I haven’t yet read James Wood’s How Fiction Works, but it isn’t necessary to, in order to see the bankruptcy of Walter Kirn’s review of it in the 17 August 2008 New York Times Book Review. Kirn begins by declaring himself a philistine. He is appalled that Wood is on familiar terms with Homer, Auden, and Ian McEwan. He litters his review with ad hominem mockery, calling Wood “vicarish” and quipping that Wood “flashes the Burberry lining of his jacket whenever he rises from his armchair to fetch another Harvard Classic.” I happen to be in favor of intermittent viciousness in book reviews, but let’s be serious here for a moment: Kirn is making fun of Wood for being the sort of person who reads a lot of books. Perhaps Kirn has misjudged the audience for a review of a work of literary criticism?

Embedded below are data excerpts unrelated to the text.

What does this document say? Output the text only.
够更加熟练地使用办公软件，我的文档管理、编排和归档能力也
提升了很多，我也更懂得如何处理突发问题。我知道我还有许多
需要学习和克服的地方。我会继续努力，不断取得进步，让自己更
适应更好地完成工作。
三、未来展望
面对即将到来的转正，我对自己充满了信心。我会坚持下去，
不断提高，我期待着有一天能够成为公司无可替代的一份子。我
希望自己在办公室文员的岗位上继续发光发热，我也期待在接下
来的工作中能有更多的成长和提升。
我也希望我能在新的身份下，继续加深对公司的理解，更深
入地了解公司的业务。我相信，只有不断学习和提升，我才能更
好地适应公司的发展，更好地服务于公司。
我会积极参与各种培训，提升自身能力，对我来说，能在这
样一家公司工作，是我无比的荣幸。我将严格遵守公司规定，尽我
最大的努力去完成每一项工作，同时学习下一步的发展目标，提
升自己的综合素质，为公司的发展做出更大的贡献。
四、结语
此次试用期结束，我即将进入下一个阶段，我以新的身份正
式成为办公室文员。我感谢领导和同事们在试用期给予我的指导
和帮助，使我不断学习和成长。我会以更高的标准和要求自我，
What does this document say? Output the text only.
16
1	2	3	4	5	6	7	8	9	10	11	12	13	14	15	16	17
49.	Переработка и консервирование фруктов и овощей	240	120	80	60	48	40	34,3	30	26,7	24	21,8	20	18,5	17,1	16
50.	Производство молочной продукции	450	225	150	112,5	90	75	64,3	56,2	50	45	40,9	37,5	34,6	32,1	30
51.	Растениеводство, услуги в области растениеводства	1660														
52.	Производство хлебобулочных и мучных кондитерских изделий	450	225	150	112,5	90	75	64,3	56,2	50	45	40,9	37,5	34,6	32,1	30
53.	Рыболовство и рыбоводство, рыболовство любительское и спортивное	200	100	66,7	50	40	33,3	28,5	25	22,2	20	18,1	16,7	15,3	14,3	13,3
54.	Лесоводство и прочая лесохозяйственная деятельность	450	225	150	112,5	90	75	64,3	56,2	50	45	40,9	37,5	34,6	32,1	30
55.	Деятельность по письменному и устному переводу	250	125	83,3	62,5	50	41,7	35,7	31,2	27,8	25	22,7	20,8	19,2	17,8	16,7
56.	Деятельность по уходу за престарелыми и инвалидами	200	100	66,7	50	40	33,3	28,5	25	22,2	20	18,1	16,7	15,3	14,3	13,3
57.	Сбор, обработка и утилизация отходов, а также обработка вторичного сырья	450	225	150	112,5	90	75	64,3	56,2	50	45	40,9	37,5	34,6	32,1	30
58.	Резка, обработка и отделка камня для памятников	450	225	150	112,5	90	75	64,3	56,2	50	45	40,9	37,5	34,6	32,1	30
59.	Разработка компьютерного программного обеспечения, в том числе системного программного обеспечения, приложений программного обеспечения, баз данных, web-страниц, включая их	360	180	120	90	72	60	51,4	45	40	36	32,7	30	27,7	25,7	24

Little matter is mixed with this impertinency. In an attempt to indict Wood’s method, Kirn writes:
Take his disquisition on detail, which comes down first to asserting its importance, then to questioning its all-importance, and then, after serving up a list of some of his very favorite fictional details, to defining the apt, exquisite detail much as a judge once defined obscenity: as something he knows when he sees it.
This indeed sounds like a clincher, except that Kirn has just described E. M. Forster’s method in Aspects of the Novel (unwittingly, no doubt—no such lumber in his study), and that book remains a classic. If the same method falters in Wood’s hands, we need to be told why. By this point, few of Kirn’s readers will trust his mere assertions.
Perhaps the review’s only substantive claim is Kirn’s complaint that Wood neglects “story, plot and setting, as well as the powerful drive of certain authors to expand or alter perception by exalting the vernacular, absorbing the anarchic and ennobling the vulgar that has impelled such messy masterworks as Huckleberry Finn, On the Road, and Denis Johnson’s Jesus’ Son.” I haven’t read Johnson’s novel, so I’ll set it to one side. But I’m not a fan of Kerouac, and I think it could be argued that what makes Huckleberry Finn great is not Twain’s phonetic rendering of dialect but rather the sort of thing Wood prizes: the chance to follow a mind as it works out what it thinks of a social world. I think it could be argued, in fact, that the phonetic rendering of dialect is something that Twain’s modern readers agree to endure.
There is an issue here worth debating: If one praises a novel for “absorbing the anarchic,” ought the emphasis to be on the absorption or on the anarchy? My inclination is for the former. After all, we hardly need resort to novels to experience anarchy. Still, all things being equal, one probably prefers to read novelists who have managed to absorb a little more anarchy than others. In a recent review of Joseph O’Neill’s Netherland in the London Review of Books, Benjamin Kunkel praised O’Neill’s description of a Google Earth tour, writing that “The passage is exciting simply because it represents new territory, or at least new subject matter, claimed for fiction.” But it’s important to keep in mind that in practice all things rarely are equal. The flotsam of life sometimes appears in a novel not because the writer’s consciousness has made a new sense of it, but because he hasn’t. It’s then merely a distraction.
Indeed, in complaining that Wood overlooks “the powerful drive of certain authors to expand or alter perception by exalting the vernacular,” etc., Kirn may be guilty of special pleading. In a review of Kirn’s novel The Unbinding in the New York Times Book Review of 11 February 2007, Matt Weiland wrote:
This is what Kirn does best—keen observation of American social fissures and class dynamics along with an ear for the jaunty rhythms of contemporary talk. . . . But this sort of thing, however well done, risks descending into a torrent of timely references, the sort of rage for information that James Wood has criticized as substituting for character in some contemporary fiction. Want to know what kind of car the characters drive? The Unbinding has a Ford Galaxy, a Cadillac, a Ranger, a Jetta, a Hyundai, a Dodge, a Civic and an Acura. Where they spend their time? There are mentions of Applebee’s, Costco, Fuddruckers, Neiman Marcus, Nordstrom, Old Navy, Saks, Starbucks and Taco Bell. What they watch or listen to? Blue Man Group, Drew Carey, Tom Cruise, Neil Diamond, Madonna, Oprah, .38 Special and Bo Bice all make appearances. This may chime with Kirn’s aim . . . and it certainly fits with his theme. But it makes a short book feel like a long walk at the mall.